I only caught it because the playbook's verification step -- the one I added after Lockout 1 -- flagged that the new port was not responding. Without that check, I would have had a server running with the old SSH configuration and no indication that anything was wrong.

- name: Verify SSH on new port before disabling password auth
  wait_for:
    port: "{{ ssh_port }}"
    host: "{{ ansible_host }}"
    timeout: 10
  delegate_to: localhost

- name: Disable password authentication
  lineinfile:
    path: /etc/ssh/sshd_config
    regexp: "^#?PasswordAuthentication"
    line: "PasswordAuthentication no"
  when: ssh_verification_passed

That verification task is the most important line in the entire playbook. It exists because of a lockout during Chinese New Year.

What the Lockouts Taught Me

I could have avoided every lockout by being more careful. But "be more careful" is not a system. It is a wish. Systems beat discipline every time, because systems work when you are tired, distracted, or eating reunion dinner.

The Ansible playbook is a system. It encodes every lesson as a task, every ordering constraint as a dependency, every verification as a check. When I provision a new server six months from now, I will not need to remember that fail2ban has a database persistence quirk or that UFW fights with Docker. The playbook remembers for me.

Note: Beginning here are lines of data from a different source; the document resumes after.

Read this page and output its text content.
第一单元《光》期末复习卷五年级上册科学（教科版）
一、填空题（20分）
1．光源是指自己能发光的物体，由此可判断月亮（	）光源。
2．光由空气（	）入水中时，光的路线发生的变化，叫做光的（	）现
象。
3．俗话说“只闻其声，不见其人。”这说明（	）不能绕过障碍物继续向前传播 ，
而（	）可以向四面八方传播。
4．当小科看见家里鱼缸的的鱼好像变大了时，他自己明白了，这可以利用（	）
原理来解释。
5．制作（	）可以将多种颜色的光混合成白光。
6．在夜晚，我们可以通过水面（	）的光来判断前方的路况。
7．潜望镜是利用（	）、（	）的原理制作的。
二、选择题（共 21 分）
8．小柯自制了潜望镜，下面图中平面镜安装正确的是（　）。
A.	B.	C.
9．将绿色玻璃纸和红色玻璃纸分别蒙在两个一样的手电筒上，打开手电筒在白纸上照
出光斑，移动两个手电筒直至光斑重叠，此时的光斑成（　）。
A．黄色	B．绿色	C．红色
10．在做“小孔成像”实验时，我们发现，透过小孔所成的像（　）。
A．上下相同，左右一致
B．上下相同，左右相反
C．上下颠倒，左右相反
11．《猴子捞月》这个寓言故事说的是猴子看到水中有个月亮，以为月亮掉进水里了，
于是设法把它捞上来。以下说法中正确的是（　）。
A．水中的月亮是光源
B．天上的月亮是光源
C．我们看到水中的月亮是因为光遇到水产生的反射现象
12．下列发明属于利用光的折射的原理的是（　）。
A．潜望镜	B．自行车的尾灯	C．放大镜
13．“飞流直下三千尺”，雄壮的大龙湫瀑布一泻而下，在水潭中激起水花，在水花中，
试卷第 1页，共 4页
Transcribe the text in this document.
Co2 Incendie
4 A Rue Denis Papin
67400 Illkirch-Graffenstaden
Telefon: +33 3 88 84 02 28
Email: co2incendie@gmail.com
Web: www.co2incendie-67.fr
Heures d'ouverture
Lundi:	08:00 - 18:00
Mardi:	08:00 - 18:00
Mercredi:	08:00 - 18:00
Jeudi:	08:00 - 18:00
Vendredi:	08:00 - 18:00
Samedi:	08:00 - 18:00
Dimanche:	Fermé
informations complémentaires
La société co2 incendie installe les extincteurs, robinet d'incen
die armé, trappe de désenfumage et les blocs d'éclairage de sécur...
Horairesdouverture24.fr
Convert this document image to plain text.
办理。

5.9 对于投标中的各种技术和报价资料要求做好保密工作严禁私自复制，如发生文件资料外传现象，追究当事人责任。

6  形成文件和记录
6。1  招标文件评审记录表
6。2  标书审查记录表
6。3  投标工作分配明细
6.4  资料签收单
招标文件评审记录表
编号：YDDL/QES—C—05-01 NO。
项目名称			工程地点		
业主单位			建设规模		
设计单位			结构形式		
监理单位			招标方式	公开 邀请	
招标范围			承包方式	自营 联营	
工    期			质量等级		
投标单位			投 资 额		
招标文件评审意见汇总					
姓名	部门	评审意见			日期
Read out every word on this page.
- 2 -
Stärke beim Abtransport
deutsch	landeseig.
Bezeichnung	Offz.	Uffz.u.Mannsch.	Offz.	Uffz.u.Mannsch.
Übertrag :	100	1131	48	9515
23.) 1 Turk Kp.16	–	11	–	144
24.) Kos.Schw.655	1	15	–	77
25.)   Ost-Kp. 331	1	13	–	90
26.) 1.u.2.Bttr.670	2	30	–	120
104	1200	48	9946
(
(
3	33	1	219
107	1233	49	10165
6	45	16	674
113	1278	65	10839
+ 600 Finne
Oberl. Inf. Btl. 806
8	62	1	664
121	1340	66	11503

The fewer moving parts a system has, the fewer ways it fails at 2 a.m. And the fewer things you need to remember during Chinese New Year dinner.

Building for disposability changed how I think about infrastructure. A server that can be replaced in one command is a server you do not need to be precious about. Every fix becomes a playbook change, not an SSH session. Every configuration becomes version-controlled, reviewable, repeatable.

The three lockouts were frustrating in the moment. But each one hardened the playbook that made every subsequent provisioning run bulletproof. Pain drove the engineering. The engineering outlasted the pain.

If you are provisioning VPS instances and still doing it by hand, the first lockout will convince you to start automating. If you are lucky, it will happen during a holiday -- when the inconvenience is sharp enough to make the lesson stick.